この街並みも日本との強調の結果ではある。
(「Thinkstock」より)
■三村明夫 (新日鐵第9代社長、日中東北開発協会会長)
豊富な資源とすぐれた産業基盤を有する中国東北地方(遼寧省、吉林省、黒龍江省、内モンゴル自治区)は、日本にとって地理的に近いだけでなく、長い交流の歴史を共有する地域である。
中国改革開放政策のもとで、この地方の対外開放の窓口として大連が沿海開放都市に指定された1984年、両国関係者の強い支持を得て、日中東北開発協会(当初名称=大連経済開発協力会,一年後に現名称に改名)が発足した。この地方とわが国との経済交流促進のためのかけ橋の役割を果してきた。
中国東北振興政策をはじめとする各地域開発計画などの中国経済発展のゆくえこそ、21世紀の歴史を左右する重要なキーポイントのひとつである。
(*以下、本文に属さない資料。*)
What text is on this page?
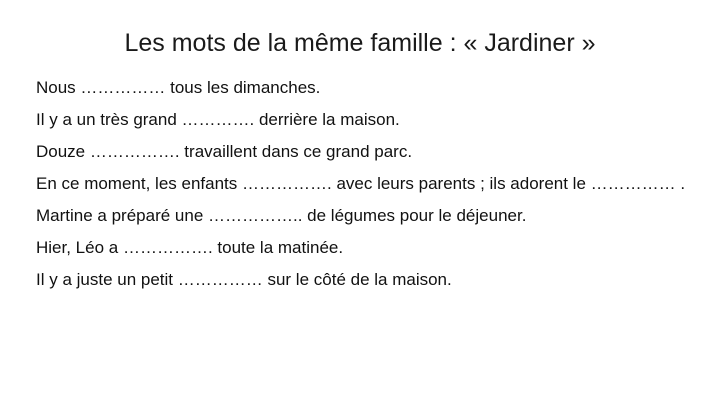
Les mots de la même famille : « Jardiner »
Nous …………… tous les dimanches.
Il y a un très grand …………. derrière la maison.
Douze ……………. travaillent dans ce grand parc.
En ce moment, les enfants ……………. avec leurs parents ; ils adorent le …………… .
Martine a préparé une …………….. de légumes pour le déjeuner.
Hier, Léo a ……………. toute la matinée.
Il y a juste un petit …………… sur le côté de la maison.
その中で、東北地方は製造業、農業、人材供給などの世界的な一大基地建設をめざし、巨大な市場を形成しようとしており、しかも、この地方ほどわが国との協力関係の進展を強く希望している地域は他にはない。日本としても、この地域との相互補完と協力関係を一層深めつつ、新たな経済発展の展望を開きたいと考えている。
これが三村の役割なのだ。
歴代の経団連会長に、中国側は、巧妙にそれぞれの役割を割り振っていた。
■土光敏夫 (東芝社長、第4代経団連会長)
日中間では78年2月、民間団体によって「日中長期貿易取決め」が締結され、同年8月、両国政府によって「日中平和友好条約」が締結された。同取決めは民間協定となっていたが、中国側の担当の中日長期貿易協議委員会は、政府機関同然であった。
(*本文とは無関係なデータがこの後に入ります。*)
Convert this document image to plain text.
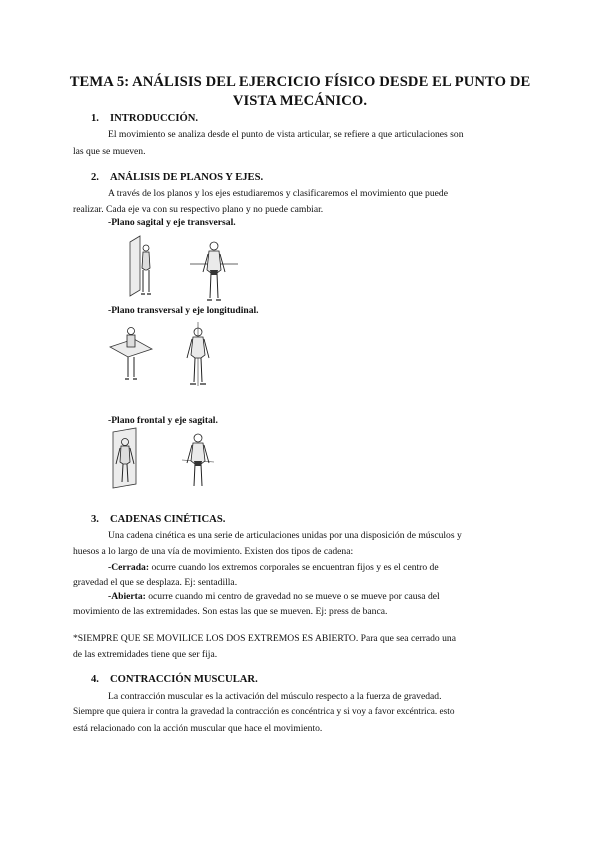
TEMA 5: ANÁLISIS DEL EJERCICIO FÍSICO DESDE EL PUNTO DE VISTA MECÁNICO.
1. INTRODUCCIÓN.
El movimiento se analiza desde el punto de vista articular, se refiere a que articulaciones son
las que se mueven.
2. ANÁLISIS DE PLANOS Y EJES.
A través de los planos y los ejes estudiaremos y clasificaremos el movimiento que puede
realizar. Cada eje va con su respectivo plano y no puede cambiar.
-Plano sagital y eje transversal.
-Plano transversal y eje longitudinal.
-Plano frontal y eje sagital.
3. CADENAS CINÉTICAS.
Una cadena cinética es una serie de articulaciones unidas por una disposición de músculos y
huesos a lo largo de una vía de movimiento. Existen dos tipos de cadena:
-Cerrada: ocurre cuando los extremos corporales se encuentran fijos y es el centro de
gravedad el que se desplaza. Ej: sentadilla.
-Abierta: ocurre cuando mi centro de gravedad no se mueve o se mueve por causa del
movimiento de las extremidades. Son estas las que se mueven. Ej: press de banca.
*SIEMPRE QUE SE MOVILICE LOS DOS EXTREMOS ES ABIERTO. Para que sea cerrado una
de las extremidades tiene que ser fija.
4. CONTRACCIÓN MUSCULAR.
La contracción muscular es la activación del músculo respecto a la fuerza de gravedad.
Siempre que quiera ir contra la gravedad la contracción es concéntrica y si voy a favor excéntrica. esto
está relacionado con la acción muscular que hace el movimiento.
中国政府の同取決め締結の狙いはふたつあった。ひとつは、中国の近代化に不可欠な日本の技術を導入するための外貨が不足したため、日本へ原油と石炭を輸出することによってそれを解消するという経済的な狙いであった。そして、具体的なプロジェクトとして宝山を第一に挙げた。もうひとつは、当時懸案となっていた日中友好条約の締結の後押しを含む「関係増大をフィーバーする」という政治的な狙いであった。
当時の中国はソ連の覇権主義に対抗するため、日本との友好関係を必要としていた。この点については、同取決めの調印式後に行われた副首相・李先念と経団連会長・土光敏夫、新日鐵会長・稲山嘉寛をはじめとする経団連訪中団との会談で、李先念は「日中長期貿易取決め」とは直接関係がない日中平和友好条約にも言及し、「日中平和友好条約について努力していただきたい」と土光や稲山などに要請した。